Does the wavelength has anything to do with length is there something moving up and down and each cycle is a complete wave
In classical EM, the answer is that the wavelength is the distance between the peak voltages in the electric field.
When you think of a water wave, it's easy to see the peak because its sticking up out of the water.
But consider a sound wave in metal... there's no physical peak in the same terms. In this case, the wavelength is the distance between the peak tension in the metal as the sound squeezes and stretches it. There's physical motion at the microscopic level, but you don't see it.
Classical EM works in the same fashion, it's the internal "tension" of the electric (or magnetic) field that you're measuring. Of course that begs the question what this field is that you're working on, but that's another question (or non-question, I guess)...
When this field passes a conductive material, the basic pattern of the field can be seen in the motion of the electrons in the conductor. That's how antennas create a signal that electronics can amplify. You won't see that either, but this is more directly like the sound case.
The frequency of a wave is related to it´s energy
Now that's something different. This statement is not true in classical EM, this is something that arises in QM. If the book does not make that clear, the book is crap.
The wavelength of a wave can stop a wave from passing trough a hole with a diameter equal to x
You're lucky this is so, otherwise you'd fry yourself looking through the holes in the metal plate in the door of a microwave!

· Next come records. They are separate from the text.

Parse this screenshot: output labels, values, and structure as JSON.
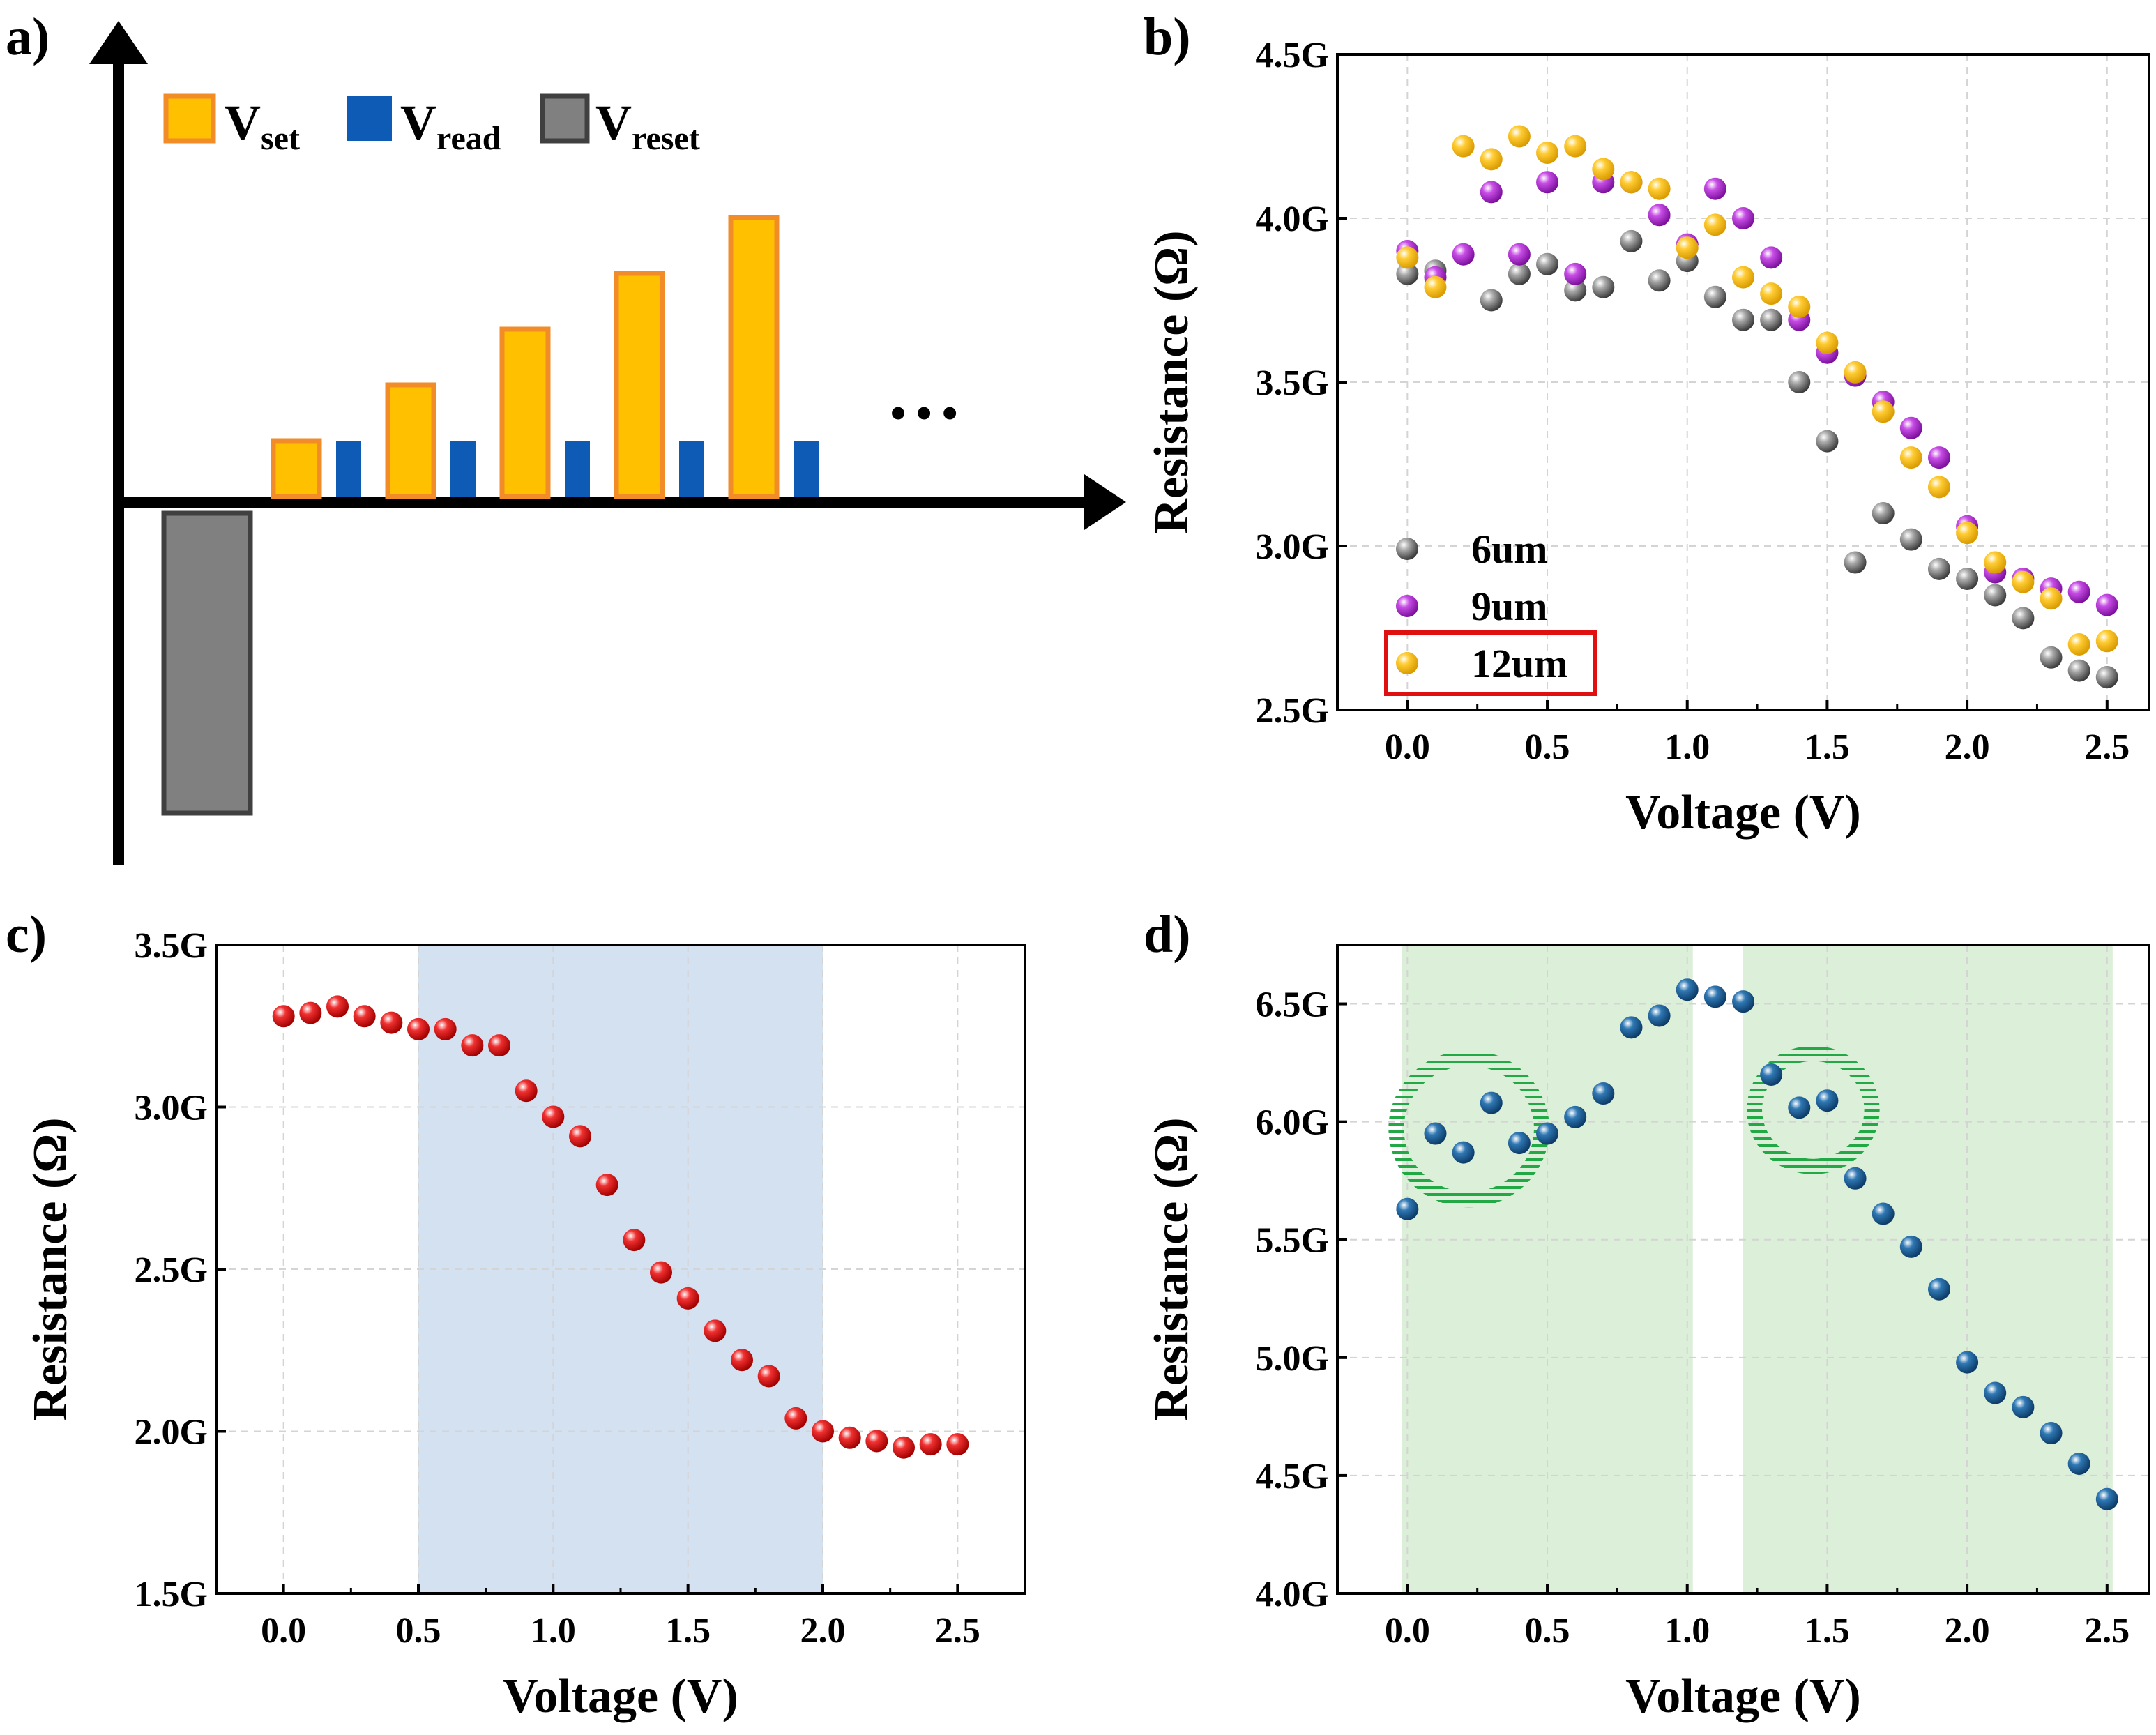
{
  "colors": {
    "set_fill": "#FFC000",
    "set_stroke": "#F28C28",
    "read_fill": "#0E5BB5",
    "reset_fill": "#808080",
    "reset_stroke": "#404040",
    "gray_pt": "#707070",
    "purple_pt": "#B020D0",
    "yellow_pt": "#F5BE10",
    "red_pt": "#E01010",
    "blue_pt": "#1A5A8E",
    "band_blue": "#D3E1F1",
    "band_green": "#DCEFD8",
    "circle_green": "#22A844",
    "legend_box": "#E01010",
    "grid": "#D4D4D4"
  },
  "panels": {
    "a": {
      "label": "a)",
      "legend": [
        {
          "main": "V",
          "sub": "set",
          "key": "set"
        },
        {
          "main": "V",
          "sub": "read",
          "key": "read"
        },
        {
          "main": "V",
          "sub": "reset",
          "key": "reset"
        }
      ],
      "ellipsis": "…",
      "pulses": {
        "reset": -0.43,
        "set": [
          0.08,
          0.16,
          0.24,
          0.32,
          0.4
        ],
        "read": 0.08
      }
    },
    "b": {
      "label": "b)"
    },
    "c": {
      "label": "c)"
    },
    "d": {
      "label": "d)"
    }
  },
  "chart_data": [
    {
      "panel": "b",
      "type": "scatter",
      "xlabel": "Voltage (V)",
      "ylabel": "Resistance (Ω)",
      "xlim": [
        -0.25,
        2.65
      ],
      "ylim": [
        2.5,
        4.5
      ],
      "xticks": [
        0.0,
        0.5,
        1.0,
        1.5,
        2.0,
        2.5
      ],
      "xtick_labels": [
        "0.0",
        "0.5",
        "1.0",
        "1.5",
        "2.0",
        "2.5"
      ],
      "yticks": [
        2.5,
        3.0,
        3.5,
        4.0,
        4.5
      ],
      "ytick_labels": [
        "2.5G",
        "3.0G",
        "3.5G",
        "4.0G",
        "4.5G"
      ],
      "legend_position": "bottom-left",
      "highlighted_legend_entry": "12um",
      "series": [
        {
          "name": "6um",
          "color": "#707070",
          "x": [
            0.0,
            0.1,
            0.3,
            0.4,
            0.5,
            0.6,
            0.7,
            0.8,
            0.9,
            1.0,
            1.1,
            1.2,
            1.3,
            1.4,
            1.5,
            1.6,
            1.7,
            1.8,
            1.9,
            2.0,
            2.1,
            2.2,
            2.3,
            2.4,
            2.5
          ],
          "y": [
            3.83,
            3.84,
            3.75,
            3.83,
            3.86,
            3.78,
            3.79,
            3.93,
            3.81,
            3.87,
            3.76,
            3.69,
            3.69,
            3.5,
            3.32,
            2.95,
            3.1,
            3.02,
            2.93,
            2.9,
            2.85,
            2.78,
            2.66,
            2.62,
            2.6
          ]
        },
        {
          "name": "9um",
          "color": "#B020D0",
          "x": [
            0.0,
            0.1,
            0.2,
            0.3,
            0.4,
            0.5,
            0.6,
            0.7,
            0.8,
            0.9,
            1.0,
            1.1,
            1.2,
            1.3,
            1.4,
            1.5,
            1.6,
            1.7,
            1.8,
            1.9,
            2.0,
            2.1,
            2.2,
            2.3,
            2.4,
            2.5
          ],
          "y": [
            3.9,
            3.82,
            3.89,
            4.08,
            3.89,
            4.11,
            3.83,
            4.11,
            4.11,
            4.01,
            3.92,
            4.09,
            4.0,
            3.88,
            3.69,
            3.59,
            3.52,
            3.44,
            3.36,
            3.27,
            3.06,
            2.92,
            2.9,
            2.87,
            2.86,
            2.82
          ]
        },
        {
          "name": "12um",
          "color": "#F5BE10",
          "x": [
            0.0,
            0.1,
            0.2,
            0.3,
            0.4,
            0.5,
            0.6,
            0.7,
            0.8,
            0.9,
            1.0,
            1.1,
            1.2,
            1.3,
            1.4,
            1.5,
            1.6,
            1.7,
            1.8,
            1.9,
            2.0,
            2.1,
            2.2,
            2.3,
            2.4,
            2.5
          ],
          "y": [
            3.88,
            3.79,
            4.22,
            4.18,
            4.25,
            4.2,
            4.22,
            4.15,
            4.11,
            4.09,
            3.91,
            3.98,
            3.82,
            3.77,
            3.73,
            3.62,
            3.53,
            3.41,
            3.27,
            3.18,
            3.04,
            2.95,
            2.89,
            2.84,
            2.7,
            2.71
          ]
        }
      ]
    },
    {
      "panel": "c",
      "type": "scatter",
      "xlabel": "Voltage (V)",
      "ylabel": "Resistance (Ω)",
      "xlim": [
        -0.25,
        2.75
      ],
      "ylim": [
        1.5,
        3.5
      ],
      "xticks": [
        0.0,
        0.5,
        1.0,
        1.5,
        2.0,
        2.5
      ],
      "xtick_labels": [
        "0.0",
        "0.5",
        "1.0",
        "1.5",
        "2.0",
        "2.5"
      ],
      "yticks": [
        1.5,
        2.0,
        2.5,
        3.0,
        3.5
      ],
      "ytick_labels": [
        "1.5G",
        "2.0G",
        "2.5G",
        "3.0G",
        "3.5G"
      ],
      "shaded_ranges": [
        [
          0.5,
          2.0
        ]
      ],
      "series": [
        {
          "name": "resistance",
          "color": "#E01010",
          "x": [
            0.0,
            0.1,
            0.2,
            0.3,
            0.4,
            0.5,
            0.6,
            0.7,
            0.8,
            0.9,
            1.0,
            1.1,
            1.2,
            1.3,
            1.4,
            1.5,
            1.6,
            1.7,
            1.8,
            1.9,
            2.0,
            2.1,
            2.2,
            2.3,
            2.4,
            2.5
          ],
          "y": [
            3.28,
            3.29,
            3.31,
            3.28,
            3.26,
            3.24,
            3.24,
            3.19,
            3.19,
            3.05,
            2.97,
            2.91,
            2.76,
            2.59,
            2.49,
            2.41,
            2.31,
            2.22,
            2.17,
            2.04,
            2.0,
            1.98,
            1.97,
            1.95,
            1.96,
            1.96
          ]
        }
      ]
    },
    {
      "panel": "d",
      "type": "scatter",
      "xlabel": "Voltage (V)",
      "ylabel": "Resistance (Ω)",
      "xlim": [
        -0.25,
        2.65
      ],
      "ylim": [
        4.0,
        6.75
      ],
      "xticks": [
        0.0,
        0.5,
        1.0,
        1.5,
        2.0,
        2.5
      ],
      "xtick_labels": [
        "0.0",
        "0.5",
        "1.0",
        "1.5",
        "2.0",
        "2.5"
      ],
      "yticks": [
        4.0,
        4.5,
        5.0,
        5.5,
        6.0,
        6.5
      ],
      "ytick_labels": [
        "4.0G",
        "4.5G",
        "5.0G",
        "5.5G",
        "6.0G",
        "6.5G"
      ],
      "shaded_ranges": [
        [
          -0.02,
          1.02
        ],
        [
          1.2,
          2.52
        ]
      ],
      "highlight_circles": [
        {
          "cx": 0.22,
          "cy": 5.97,
          "rx": 0.26,
          "ry": 0.3
        },
        {
          "cx": 1.45,
          "cy": 6.05,
          "rx": 0.21,
          "ry": 0.24
        }
      ],
      "series": [
        {
          "name": "resistance",
          "color": "#1A5A8E",
          "x": [
            0.0,
            0.1,
            0.2,
            0.3,
            0.4,
            0.5,
            0.6,
            0.7,
            0.8,
            0.9,
            1.0,
            1.1,
            1.2,
            1.3,
            1.4,
            1.5,
            1.6,
            1.7,
            1.8,
            1.9,
            2.0,
            2.1,
            2.2,
            2.3,
            2.4,
            2.5
          ],
          "y": [
            5.63,
            5.95,
            5.87,
            6.08,
            5.91,
            5.95,
            6.02,
            6.12,
            6.4,
            6.45,
            6.56,
            6.53,
            6.51,
            6.2,
            6.06,
            6.09,
            5.76,
            5.61,
            5.47,
            5.29,
            4.98,
            4.85,
            4.79,
            4.68,
            4.55,
            4.4
          ]
        }
      ]
    }
  ]
}
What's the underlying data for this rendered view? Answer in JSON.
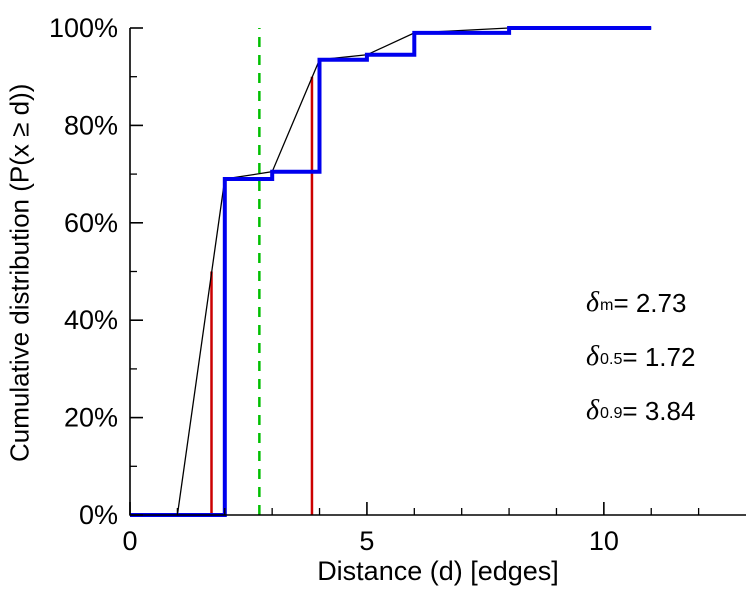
{
  "figure": {
    "background": "#ffffff"
  },
  "chart_data": {
    "type": "line",
    "title": "",
    "xlabel": "Distance (d) [edges]",
    "ylabel": "Cumulative distribution (P(x ≥ d))",
    "xlim": [
      0,
      13
    ],
    "ylim": [
      0,
      100
    ],
    "grid": false,
    "axes_color": "#000000",
    "x_ticks": [
      {
        "v": 0,
        "label": "0"
      },
      {
        "v": 5,
        "label": "5"
      },
      {
        "v": 10,
        "label": "10"
      }
    ],
    "x_minor_ticks": [
      1,
      2,
      3,
      4,
      6,
      7,
      8,
      9,
      11,
      12
    ],
    "y_ticks": [
      {
        "v": 0,
        "label": "0%"
      },
      {
        "v": 20,
        "label": "20%"
      },
      {
        "v": 40,
        "label": "40%"
      },
      {
        "v": 60,
        "label": "60%"
      },
      {
        "v": 80,
        "label": "80%"
      },
      {
        "v": 100,
        "label": "100%"
      }
    ],
    "y_minor_ticks": [
      10,
      30,
      50,
      70,
      90
    ],
    "series": [
      {
        "name": "linear-interpolation-line",
        "type": "line",
        "color": "#000000",
        "width": 1.3,
        "x": [
          1,
          2,
          3,
          4,
          5,
          6,
          8,
          11
        ],
        "y": [
          0,
          69,
          70.5,
          93.5,
          94.5,
          99,
          100,
          100
        ]
      },
      {
        "name": "cumulative-distribution-step",
        "type": "step",
        "color": "#0000ee",
        "width": 4,
        "x": [
          0,
          2,
          3,
          4,
          5,
          6,
          8,
          11
        ],
        "y": [
          0,
          69,
          70.5,
          93.5,
          94.5,
          99,
          100,
          100
        ]
      }
    ],
    "vlines": [
      {
        "name": "median-marker-line",
        "x": 1.72,
        "y0": 0,
        "y1": 50,
        "color": "#cc0000",
        "width": 2.5,
        "dash": ""
      },
      {
        "name": "p90-marker-line",
        "x": 3.84,
        "y0": 0,
        "y1": 90,
        "color": "#cc0000",
        "width": 2.5,
        "dash": ""
      },
      {
        "name": "mean-marker-line",
        "x": 2.73,
        "y0": 0,
        "y1": 100,
        "color": "#00bf00",
        "width": 2.5,
        "dash": "10 8"
      }
    ],
    "annotations": [
      {
        "sym": "δ",
        "sub": "m",
        "rhs": " = 2.73"
      },
      {
        "sym": "δ",
        "sub": "0.5",
        "rhs": " = 1.72"
      },
      {
        "sym": "δ",
        "sub": "0.9",
        "rhs": " = 3.84"
      }
    ]
  }
}
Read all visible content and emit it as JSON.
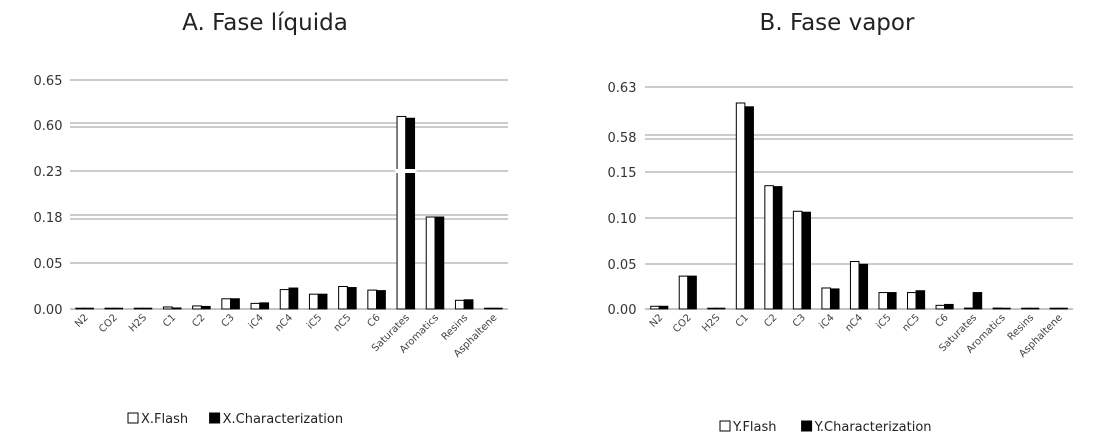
{
  "chart_data": [
    {
      "type": "bar",
      "title": "A. Fase líquida",
      "xlabel": "",
      "ylabel": "",
      "axis_break": true,
      "tick_labels": [
        "0.00",
        "0.05",
        "0.18",
        "0.23",
        "0.60",
        "0.65"
      ],
      "categories": [
        "N2",
        "CO2",
        "H2S",
        "C1",
        "C2",
        "C3",
        "iC4",
        "nC4",
        "iC5",
        "nC5",
        "C6",
        "Saturates",
        "Aromatics",
        "Resins",
        "Asphaltene"
      ],
      "series": [
        {
          "name": "X.Flash",
          "color": "#ffffff",
          "values": [
            0.001,
            0.001,
            0.0,
            0.004,
            0.006,
            0.02,
            0.011,
            0.038,
            0.029,
            0.044,
            0.037,
            0.6095,
            0.208,
            0.017,
            0.001
          ]
        },
        {
          "name": "X.Characterization",
          "color": "#000000",
          "values": [
            0.0,
            0.001,
            0.0,
            0.002,
            0.005,
            0.02,
            0.012,
            0.041,
            0.029,
            0.042,
            0.036,
            0.6075,
            0.212,
            0.018,
            0.0
          ]
        }
      ],
      "legend_position": "bottom"
    },
    {
      "type": "bar",
      "title": "B. Fase vapor",
      "xlabel": "",
      "ylabel": "",
      "axis_break": true,
      "tick_labels": [
        "0.00",
        "0.05",
        "0.10",
        "0.15",
        "0.58",
        "0.63"
      ],
      "categories": [
        "N2",
        "CO2",
        "H2S",
        "C1",
        "C2",
        "C3",
        "iC4",
        "nC4",
        "iC5",
        "nC5",
        "C6",
        "Saturates",
        "Aromatics",
        "Resins",
        "Asphaltene"
      ],
      "series": [
        {
          "name": "Y.Flash",
          "color": "#ffffff",
          "values": [
            0.003,
            0.036,
            0.0,
            0.614,
            0.135,
            0.107,
            0.023,
            0.052,
            0.018,
            0.018,
            0.004,
            0.001,
            0.001,
            0.0,
            0.0
          ]
        },
        {
          "name": "Y.Characterization",
          "color": "#000000",
          "values": [
            0.003,
            0.036,
            0.0,
            0.6102,
            0.134,
            0.106,
            0.022,
            0.049,
            0.018,
            0.02,
            0.005,
            0.018,
            0.0,
            0.0,
            0.0
          ]
        }
      ],
      "legend_position": "bottom"
    }
  ]
}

So the reason for this is very complex, but it all boils down to the hole having to be in a material that interacts with the EM. So it's a metal plate in the door, not a plastic one.
Think about the old-school TV antennas you see, sadly hanging on rusting towers. Ever notice they always consist of a series of horizontal metal poles, with a clearly defined distance between them?
What happens is that any time you have a current in a conductor it radiates EM. So when a radio (TV) signal goes past the antenna it picks up that pattern and then rebroadcasts it. The strength of that signal is maximized if the rods, or elements, are a resonant length - which is why you have different lengths in a TV antenna to pick up different channels.
If you space the metal rods properly, that secondary signal will arrive at a given location exactly one wavelength after the "original" signal, and the two will constructively interfere. Put a bunch in a row and you amplify the signal. If you look closely at one of these antennas, you'll note the wires going to the TV actually only connect to one of the sets of rods, the others are passively adding to the signal through this interference process.
I hope that makes sense...
The same thing is happening in the plate, sort of. In this case the responding signal interferes destructively with the original signal on the back, and constructively on the front. The result is basically a mirror. But this only works when the holes are smaller than the wavelength and the plate has the right thickness. Microwaves are around 2.4 cm, so a hole that's a couple of mm is effectively like no hole at all. Light from the bulb inside is millions of times smaller, so it gets through no problem.
Handy, no?
Another example: have you noticed modern TV antennas don't look like the old-school ones? They have an X shaped active element at the front, and then a bunch of rods behind them. The rods are spaced close together, compared to the ~2m long signals they may as well be a solid sheet of metal. Yet the rods have a crapload less wind drag than a solid sheet.
Handy, no?
It's also much more complex than that, and you need to use all sorts of expansions and such to calculate it, but this is the basic idea.